17th-century Chinese philosophical movement

The Donglin movement (東林黨 (Dōnglíndǎng, Tung-lin-tang)) was an ideological and philosophical movement of the late Ming and early Qing dynasties of China.

The movement was established in 1604, during the Wanli era of Ming, when Gu Xiancheng (1550–1612), a Grand Secretary, and Gao Panlong (高攀龍, 1562–1626), a scholar, restored the Donglin Academy in Wuxi with the financial backing of local gentry and officials.

The motivation for restoring the academy was concern about the state of the bureaucracy and its inability to bring about improvement. The movement represented a resort to moral Confucian traditions as a means of arriving at fresh moral evaluations. Thereafter the academy became a centre of dissent for public affairs in the late Ming and early Qing periods. Many supporters of Donglin were found in the bureaucracy and it became deeply involved in factional politics. The movement got momentum when the Donglin Academy in Wuxi was joined by the academies of the nearby Wujin and Yixing. Donglin men carried on politics not only through bureaucratic maneuverings but also through educated opinion; it involved building reputation and reporting of dreams.

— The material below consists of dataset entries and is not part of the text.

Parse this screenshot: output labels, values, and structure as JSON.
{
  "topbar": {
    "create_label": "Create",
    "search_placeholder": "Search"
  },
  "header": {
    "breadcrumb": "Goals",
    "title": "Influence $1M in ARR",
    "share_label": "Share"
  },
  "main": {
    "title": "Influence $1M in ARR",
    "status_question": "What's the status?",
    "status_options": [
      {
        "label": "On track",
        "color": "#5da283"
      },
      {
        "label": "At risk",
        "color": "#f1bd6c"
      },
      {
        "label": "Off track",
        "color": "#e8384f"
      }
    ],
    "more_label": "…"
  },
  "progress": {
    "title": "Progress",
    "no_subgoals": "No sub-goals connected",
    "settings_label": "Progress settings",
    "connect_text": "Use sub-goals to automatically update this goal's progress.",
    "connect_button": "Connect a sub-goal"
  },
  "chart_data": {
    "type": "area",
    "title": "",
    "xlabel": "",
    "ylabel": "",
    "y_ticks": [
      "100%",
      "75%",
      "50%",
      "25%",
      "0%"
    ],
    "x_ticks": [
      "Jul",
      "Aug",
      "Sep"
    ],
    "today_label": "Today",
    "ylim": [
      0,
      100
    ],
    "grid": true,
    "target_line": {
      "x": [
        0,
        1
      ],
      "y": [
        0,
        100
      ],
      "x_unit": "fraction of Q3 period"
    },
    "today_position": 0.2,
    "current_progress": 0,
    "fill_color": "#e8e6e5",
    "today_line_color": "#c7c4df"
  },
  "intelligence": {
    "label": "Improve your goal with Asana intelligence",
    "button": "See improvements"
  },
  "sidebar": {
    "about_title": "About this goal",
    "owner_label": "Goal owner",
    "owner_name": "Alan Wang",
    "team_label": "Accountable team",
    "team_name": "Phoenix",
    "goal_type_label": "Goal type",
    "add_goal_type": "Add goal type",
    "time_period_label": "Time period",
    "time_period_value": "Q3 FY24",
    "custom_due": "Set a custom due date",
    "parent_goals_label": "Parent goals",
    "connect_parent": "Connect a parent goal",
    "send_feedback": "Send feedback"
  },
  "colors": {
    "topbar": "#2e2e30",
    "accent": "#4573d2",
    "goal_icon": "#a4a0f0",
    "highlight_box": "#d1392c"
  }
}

Many of the academy's creators were among the mandarins who a few years previously had forced the Wanli Emperor to appoint his first-born son, Zhu Changluo (the future Taichang Emperor) as the heir to the throne, even though the emperor himself would rather have the throne go to Zhu Changxun (the emperor's son from his favorite concubine, Lady Zheng).

During the reign of the Tianqi Emperor, Donglin opposition to the eunuch Wei Zhongxian resulted in the closure of the academy in 1622 and the torture and execution of its head, Yang Lian, and five other members in 1624.
The accession of the Chongzhen Emperor restored the fortunes of the Donglin faction.
Later during Chongzhen's reign, Donglin partisans found themselves opposed to the Grand Secretary Wen Tiren, eventually arranging his dismissal in 1637.

The Donglin movement represented growth of the literati influence on the political life in late Imperial China. In this, it was inherited by the Suzhou-centered Fushe movement (復社) before the fall the Ming dynasty, and by the Changzhou School of Thought during the Qing. China's defeat in the Opium War (1839–42) prompted the revival of interest to the Donglin movement, a prominent instance of literati solidarity.